Israel has been trying for about 20 years to recover the artifact, which marks one of the most important turning points in Hebrew history.
Assyrian forces under King Sennacherib controlled most of the Middle East in the early eighth century B.C. and were about to march on Jerusalem, where a defiant King Hezekiah ruled.
Anticipating a prolonged siege, Hezekiah ordered the construction of a tunnel connecting the city to the Gihon Spring outside its walls, ensuring a source of drinking water. The water collected inside the Judean capital at the Pool of Siloam, where centuries later Jesus is said in the Gospel of John to have cured a man who had been blind since birth.
An inscription inside the tunnel described the dramatic moment when stonecutters working from either end converged in the middle.
In 1880, a Jewish boy discovered the so-called Hezekiah Inscription, also known as the Siloam Inscription, engraved in ancient Hebrew letters in the tunnel's limestone wall.
"A segment of the tunnel wall's surface had been flattened and smoothed so that the inscription could be carved into the limestone," said Gabriel Barkay, a senior archaeology lecturer at the Bar-Ilan University.
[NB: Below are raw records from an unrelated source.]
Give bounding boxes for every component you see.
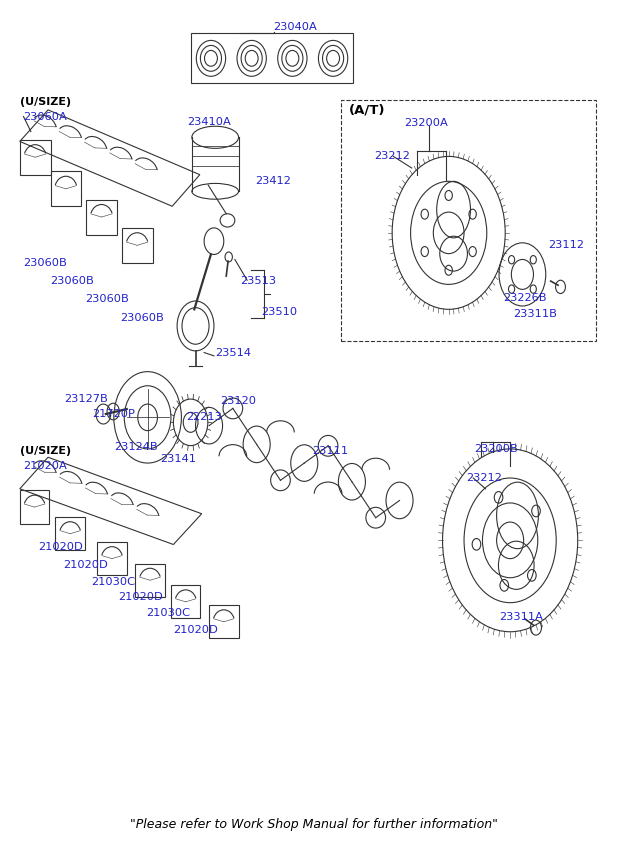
Text: 23112: 23112 [548, 240, 584, 250]
Text: 21030C: 21030C [91, 577, 135, 587]
Text: 23513: 23513 [240, 276, 276, 286]
Bar [171, 585, 201, 618]
Text: 21020D: 21020D [174, 625, 218, 635]
Text: 23141: 23141 [160, 454, 196, 464]
Text: 23127B: 23127B [65, 394, 108, 404]
Text: 23514: 23514 [215, 349, 251, 359]
Text: 23060A: 23060A [23, 112, 67, 121]
Text: 23410A: 23410A [187, 117, 231, 127]
Text: 21020D: 21020D [63, 561, 108, 570]
Text: 23412: 23412 [255, 176, 291, 187]
Text: 23060B: 23060B [120, 313, 164, 322]
Text: 23226B: 23226B [503, 293, 546, 303]
Bar [341, 100, 596, 341]
Text: 23040A: 23040A [273, 22, 317, 31]
Text: 23311B: 23311B [514, 310, 557, 320]
Text: 21020D: 21020D [118, 592, 163, 602]
Bar [20, 490, 50, 524]
Text: 23060B: 23060B [85, 294, 129, 304]
Text: "Please refer to Work Shop Manual for further information": "Please refer to Work Shop Manual for fu… [130, 818, 497, 831]
Bar [86, 199, 117, 235]
Text: 23124B: 23124B [114, 443, 157, 452]
Text: (U/SIZE): (U/SIZE) [20, 445, 71, 455]
Text: 23120: 23120 [220, 396, 256, 405]
Text: (U/SIZE): (U/SIZE) [20, 97, 71, 107]
Bar [191, 33, 354, 83]
Text: 23060B: 23060B [23, 258, 67, 268]
Bar [20, 140, 51, 175]
Text: 23212: 23212 [374, 152, 409, 161]
Text: 22213: 22213 [186, 412, 221, 422]
Text: 23311A: 23311A [499, 611, 543, 622]
Bar [51, 171, 82, 206]
Bar [135, 564, 165, 597]
Text: 21030C: 21030C [146, 609, 191, 618]
Text: 23200A: 23200A [404, 118, 448, 128]
Bar [97, 542, 127, 575]
Text: 23510: 23510 [261, 307, 297, 317]
Text: 21020D: 21020D [38, 542, 83, 552]
Bar [122, 228, 152, 263]
Bar [55, 517, 85, 550]
Text: 21020A: 21020A [23, 460, 67, 471]
Text: 23060B: 23060B [51, 276, 94, 286]
Text: 21720P: 21720P [92, 409, 135, 419]
Text: (A/T): (A/T) [349, 103, 386, 116]
Text: 23200B: 23200B [475, 444, 519, 454]
Bar [209, 605, 238, 639]
Text: 23212: 23212 [466, 473, 502, 483]
Text: 23111: 23111 [312, 445, 349, 455]
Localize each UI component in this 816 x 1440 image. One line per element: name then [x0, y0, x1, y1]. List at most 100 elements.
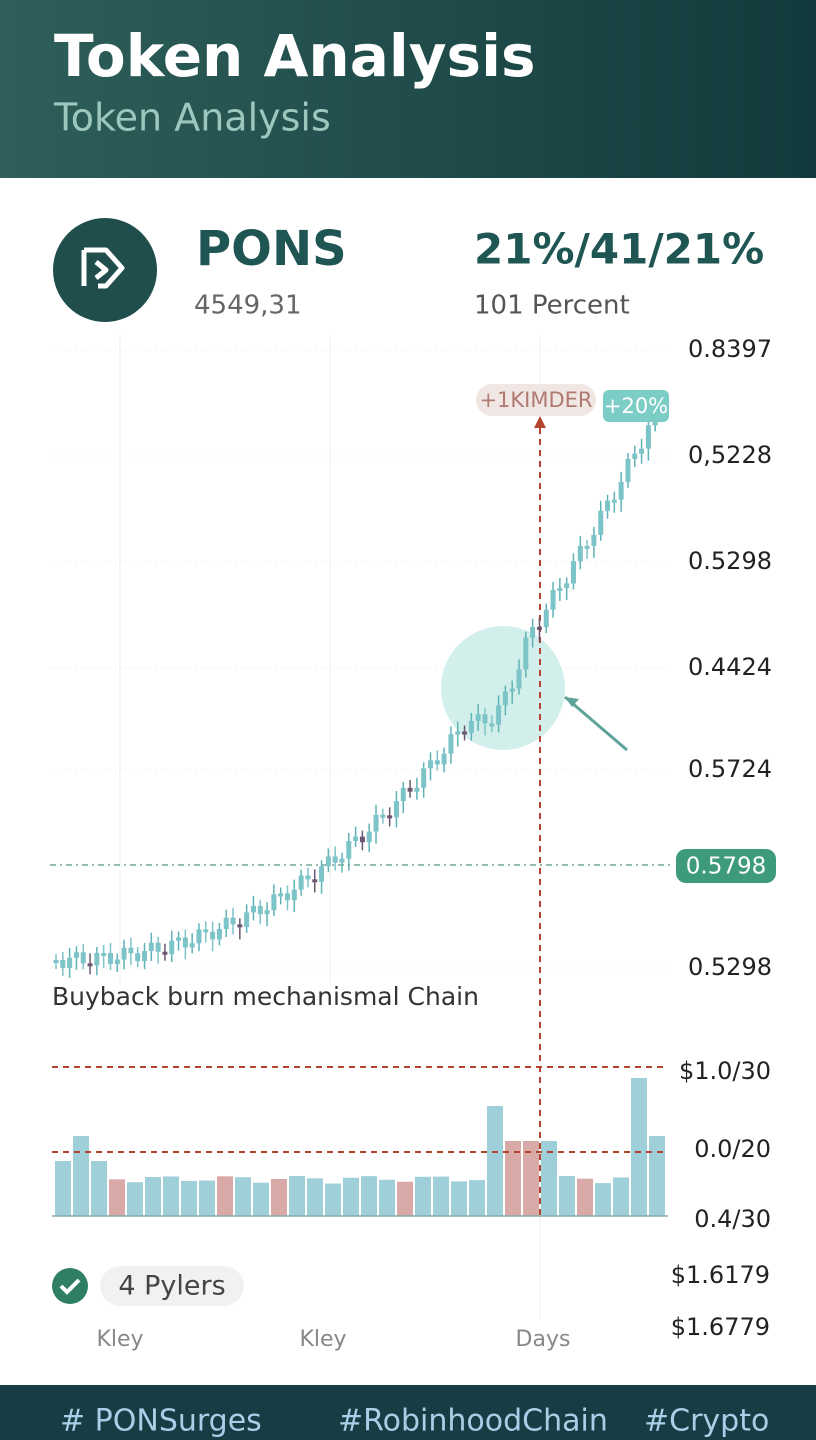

Mr. Barkay said Conrad Schick, a German national who had been living in Jerusalem since 1846, publicized the find. He made a papier-mache likeness known as a gypsum plate copy and photographed the inscription.
The date of the inscription was determined on the basis of its contents and historical context.
A Greek antiquities dealer tried to remove it from the tunnel wall, but succeeded only in breaking it into several pieces.